Sparse orthognal factor regression tuned by cross validation
cv.sofar(
Y,
X,
nrank = 1,
su = NULL,
sv = NULL,
nfold = 5,
norder = NULL,
modstr = list(),
control = list(),
screening = FALSE
)
response matrix
covariate matrix
an integer specifying the desired rank/number of factors
a scaling vector for U such that \(U^{T}U = diag(s_{u})\)
a scaling vector for V such that \(V^{T}V = diag(s_{v})\)

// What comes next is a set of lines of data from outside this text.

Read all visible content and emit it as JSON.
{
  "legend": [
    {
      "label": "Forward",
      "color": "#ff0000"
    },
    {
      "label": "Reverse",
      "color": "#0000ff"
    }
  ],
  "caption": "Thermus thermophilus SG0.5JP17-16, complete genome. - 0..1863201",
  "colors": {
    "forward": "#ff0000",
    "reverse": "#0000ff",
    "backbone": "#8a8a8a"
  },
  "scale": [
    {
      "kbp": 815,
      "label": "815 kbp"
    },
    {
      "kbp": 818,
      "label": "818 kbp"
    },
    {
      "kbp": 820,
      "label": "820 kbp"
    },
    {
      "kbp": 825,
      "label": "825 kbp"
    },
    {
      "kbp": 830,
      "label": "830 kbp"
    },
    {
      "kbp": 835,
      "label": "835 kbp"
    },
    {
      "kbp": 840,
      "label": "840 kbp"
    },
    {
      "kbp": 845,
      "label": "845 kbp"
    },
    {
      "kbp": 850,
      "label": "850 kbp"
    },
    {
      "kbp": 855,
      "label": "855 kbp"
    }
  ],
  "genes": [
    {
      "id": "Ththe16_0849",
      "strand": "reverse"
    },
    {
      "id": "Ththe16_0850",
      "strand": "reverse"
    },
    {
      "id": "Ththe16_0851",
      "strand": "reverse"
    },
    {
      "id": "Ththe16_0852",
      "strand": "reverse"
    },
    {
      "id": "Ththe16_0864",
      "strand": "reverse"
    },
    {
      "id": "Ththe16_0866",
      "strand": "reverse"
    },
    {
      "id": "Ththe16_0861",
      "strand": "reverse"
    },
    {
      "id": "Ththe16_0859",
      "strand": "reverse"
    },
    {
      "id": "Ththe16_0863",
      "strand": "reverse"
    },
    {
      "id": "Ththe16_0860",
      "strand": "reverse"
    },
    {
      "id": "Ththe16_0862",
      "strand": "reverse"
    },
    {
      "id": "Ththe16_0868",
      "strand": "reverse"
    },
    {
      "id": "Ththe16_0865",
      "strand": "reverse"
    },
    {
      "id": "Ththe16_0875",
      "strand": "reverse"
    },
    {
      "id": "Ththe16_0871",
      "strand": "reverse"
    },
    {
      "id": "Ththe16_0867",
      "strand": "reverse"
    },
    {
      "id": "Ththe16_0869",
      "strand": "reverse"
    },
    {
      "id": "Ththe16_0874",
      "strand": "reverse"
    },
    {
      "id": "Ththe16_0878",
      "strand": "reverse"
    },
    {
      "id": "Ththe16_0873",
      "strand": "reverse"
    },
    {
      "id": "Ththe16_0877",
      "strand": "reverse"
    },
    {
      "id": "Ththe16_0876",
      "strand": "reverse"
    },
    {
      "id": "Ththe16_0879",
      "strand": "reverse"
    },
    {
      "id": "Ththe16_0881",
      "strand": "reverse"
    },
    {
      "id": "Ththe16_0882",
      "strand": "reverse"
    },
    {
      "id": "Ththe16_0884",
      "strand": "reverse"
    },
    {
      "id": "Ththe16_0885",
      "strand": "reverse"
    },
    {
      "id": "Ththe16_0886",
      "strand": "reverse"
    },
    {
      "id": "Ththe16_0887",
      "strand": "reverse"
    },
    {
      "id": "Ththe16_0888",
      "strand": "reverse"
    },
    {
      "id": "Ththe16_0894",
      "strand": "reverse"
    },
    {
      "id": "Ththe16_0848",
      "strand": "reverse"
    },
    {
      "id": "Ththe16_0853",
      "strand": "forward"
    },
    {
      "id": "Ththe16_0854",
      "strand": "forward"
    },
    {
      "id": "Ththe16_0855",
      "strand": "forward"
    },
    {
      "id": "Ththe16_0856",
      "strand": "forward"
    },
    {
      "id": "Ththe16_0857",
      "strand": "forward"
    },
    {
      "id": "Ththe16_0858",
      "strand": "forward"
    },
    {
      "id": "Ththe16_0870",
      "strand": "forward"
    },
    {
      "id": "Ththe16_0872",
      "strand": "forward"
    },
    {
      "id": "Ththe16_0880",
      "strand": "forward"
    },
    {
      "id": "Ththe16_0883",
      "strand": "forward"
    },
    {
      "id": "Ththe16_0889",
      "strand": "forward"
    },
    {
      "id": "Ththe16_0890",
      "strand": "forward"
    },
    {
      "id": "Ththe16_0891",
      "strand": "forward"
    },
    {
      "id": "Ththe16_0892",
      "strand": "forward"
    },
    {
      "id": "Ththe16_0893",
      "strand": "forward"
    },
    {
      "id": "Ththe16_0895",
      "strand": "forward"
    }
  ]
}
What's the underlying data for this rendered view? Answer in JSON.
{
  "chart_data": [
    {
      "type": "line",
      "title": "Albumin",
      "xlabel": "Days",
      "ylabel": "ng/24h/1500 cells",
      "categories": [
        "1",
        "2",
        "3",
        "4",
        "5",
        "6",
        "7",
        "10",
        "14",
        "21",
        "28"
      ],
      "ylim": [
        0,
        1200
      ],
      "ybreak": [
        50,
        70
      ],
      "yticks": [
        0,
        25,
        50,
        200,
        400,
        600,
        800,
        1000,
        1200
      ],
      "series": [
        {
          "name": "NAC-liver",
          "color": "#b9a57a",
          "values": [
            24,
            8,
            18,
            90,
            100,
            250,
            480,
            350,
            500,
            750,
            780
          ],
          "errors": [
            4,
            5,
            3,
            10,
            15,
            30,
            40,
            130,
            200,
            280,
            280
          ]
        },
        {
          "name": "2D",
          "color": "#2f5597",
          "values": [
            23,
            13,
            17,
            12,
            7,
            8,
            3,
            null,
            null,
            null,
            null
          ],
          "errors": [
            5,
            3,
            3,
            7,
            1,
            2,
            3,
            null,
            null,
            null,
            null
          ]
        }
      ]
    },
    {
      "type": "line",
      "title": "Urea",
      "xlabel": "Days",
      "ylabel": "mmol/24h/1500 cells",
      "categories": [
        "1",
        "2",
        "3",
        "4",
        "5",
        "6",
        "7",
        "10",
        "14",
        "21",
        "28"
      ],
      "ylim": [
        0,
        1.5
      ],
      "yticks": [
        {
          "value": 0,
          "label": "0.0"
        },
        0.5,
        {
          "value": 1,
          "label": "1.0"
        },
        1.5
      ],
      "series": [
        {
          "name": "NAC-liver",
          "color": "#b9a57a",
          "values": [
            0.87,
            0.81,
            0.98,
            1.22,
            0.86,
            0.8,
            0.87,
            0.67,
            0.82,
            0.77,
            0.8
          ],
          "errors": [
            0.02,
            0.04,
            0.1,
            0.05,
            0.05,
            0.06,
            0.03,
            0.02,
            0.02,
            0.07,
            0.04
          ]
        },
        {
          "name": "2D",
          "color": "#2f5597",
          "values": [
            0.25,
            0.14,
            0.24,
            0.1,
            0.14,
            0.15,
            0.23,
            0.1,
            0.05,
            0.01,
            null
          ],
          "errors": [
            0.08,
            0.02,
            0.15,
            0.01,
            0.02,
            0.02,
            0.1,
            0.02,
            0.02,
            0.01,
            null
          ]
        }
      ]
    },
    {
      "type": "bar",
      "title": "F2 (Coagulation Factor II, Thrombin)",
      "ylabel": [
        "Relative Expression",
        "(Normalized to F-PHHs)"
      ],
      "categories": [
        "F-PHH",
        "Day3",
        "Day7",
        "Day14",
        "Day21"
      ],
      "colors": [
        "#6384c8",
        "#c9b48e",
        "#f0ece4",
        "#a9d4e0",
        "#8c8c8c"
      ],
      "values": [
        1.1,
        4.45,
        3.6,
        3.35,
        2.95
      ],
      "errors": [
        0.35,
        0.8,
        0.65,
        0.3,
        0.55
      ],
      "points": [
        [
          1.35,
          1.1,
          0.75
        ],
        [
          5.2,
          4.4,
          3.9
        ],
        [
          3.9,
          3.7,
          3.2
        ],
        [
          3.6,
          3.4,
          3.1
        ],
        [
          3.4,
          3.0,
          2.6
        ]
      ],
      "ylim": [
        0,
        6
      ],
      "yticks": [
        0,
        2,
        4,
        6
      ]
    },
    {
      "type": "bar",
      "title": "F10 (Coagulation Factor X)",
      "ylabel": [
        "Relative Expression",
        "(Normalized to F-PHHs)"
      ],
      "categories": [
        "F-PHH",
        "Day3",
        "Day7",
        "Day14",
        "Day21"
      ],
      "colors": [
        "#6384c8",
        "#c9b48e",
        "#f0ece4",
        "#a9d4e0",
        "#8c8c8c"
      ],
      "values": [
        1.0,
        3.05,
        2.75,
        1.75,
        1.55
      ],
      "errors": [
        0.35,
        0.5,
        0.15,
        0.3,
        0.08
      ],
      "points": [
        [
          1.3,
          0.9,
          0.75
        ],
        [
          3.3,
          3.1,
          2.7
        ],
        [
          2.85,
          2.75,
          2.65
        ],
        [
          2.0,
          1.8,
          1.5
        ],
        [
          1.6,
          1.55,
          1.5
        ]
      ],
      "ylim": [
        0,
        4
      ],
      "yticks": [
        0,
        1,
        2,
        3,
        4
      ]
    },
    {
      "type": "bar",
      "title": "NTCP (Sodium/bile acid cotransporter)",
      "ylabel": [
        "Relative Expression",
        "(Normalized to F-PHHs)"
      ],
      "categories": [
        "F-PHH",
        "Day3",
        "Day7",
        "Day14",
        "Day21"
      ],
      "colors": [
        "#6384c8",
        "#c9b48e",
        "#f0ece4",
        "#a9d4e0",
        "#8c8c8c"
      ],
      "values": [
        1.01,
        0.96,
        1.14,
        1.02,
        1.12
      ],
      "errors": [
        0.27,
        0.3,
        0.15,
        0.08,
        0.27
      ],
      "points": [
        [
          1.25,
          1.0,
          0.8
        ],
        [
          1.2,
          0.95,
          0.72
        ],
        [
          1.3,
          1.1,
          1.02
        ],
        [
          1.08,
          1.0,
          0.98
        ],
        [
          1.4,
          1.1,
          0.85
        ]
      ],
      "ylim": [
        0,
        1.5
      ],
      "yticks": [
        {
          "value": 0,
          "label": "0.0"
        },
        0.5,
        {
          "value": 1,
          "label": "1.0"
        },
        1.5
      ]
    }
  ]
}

number of fold; used for cv.sofar
observation orders to constrct data folds; used for cv.sofar
a list of internal model parameters controlling the model fitting
a list of internal computation parameters controlling optimization
If TRUE, marginal screening via lasso is performed before sofar fitting.
The model parameters can be specified through argument modstr
.
The available elements include
mu: parameter in the augmented Lagrangian function.
mugamma: increament of mu along iterations to speed up computation.
WA: weight matrix for A.
WB: weight matrix for B.
Wd: weight matrix for d.
wgamma: power parameter in constructing adaptive weights.
The model fitting can be controled through argument control
.
The avilable elements include
nlam: number of lambda triplets to be used.
lam.min.factor: set the smallest lambda triplets as a fraction of the estimation lambda.max triplets.
lam.max.factor: set the largest lambda triplets as a multiple of the estimation lambda.max triplets.
lam.AB.factor: set the relative penalty level between A/B and D.
penA,penB,penD: if TRUE, penalty is applied.
lamA: sequence of tuning parameters for A.
lamB: sequence of tuning parameters for B.
lamD: sequence of tuning parameters for d.
methodA: penalty for penalizing A.
methodB: penalty for penalizing B.
epsilon: convergence tolerance.
maxit: maximum number of iterations.
innerEpsilon: convergence tolerance for inner subroutines.
innerMaxit: maximum number of iterations for inner subroutines.
sv.tol: tolerance for singular values.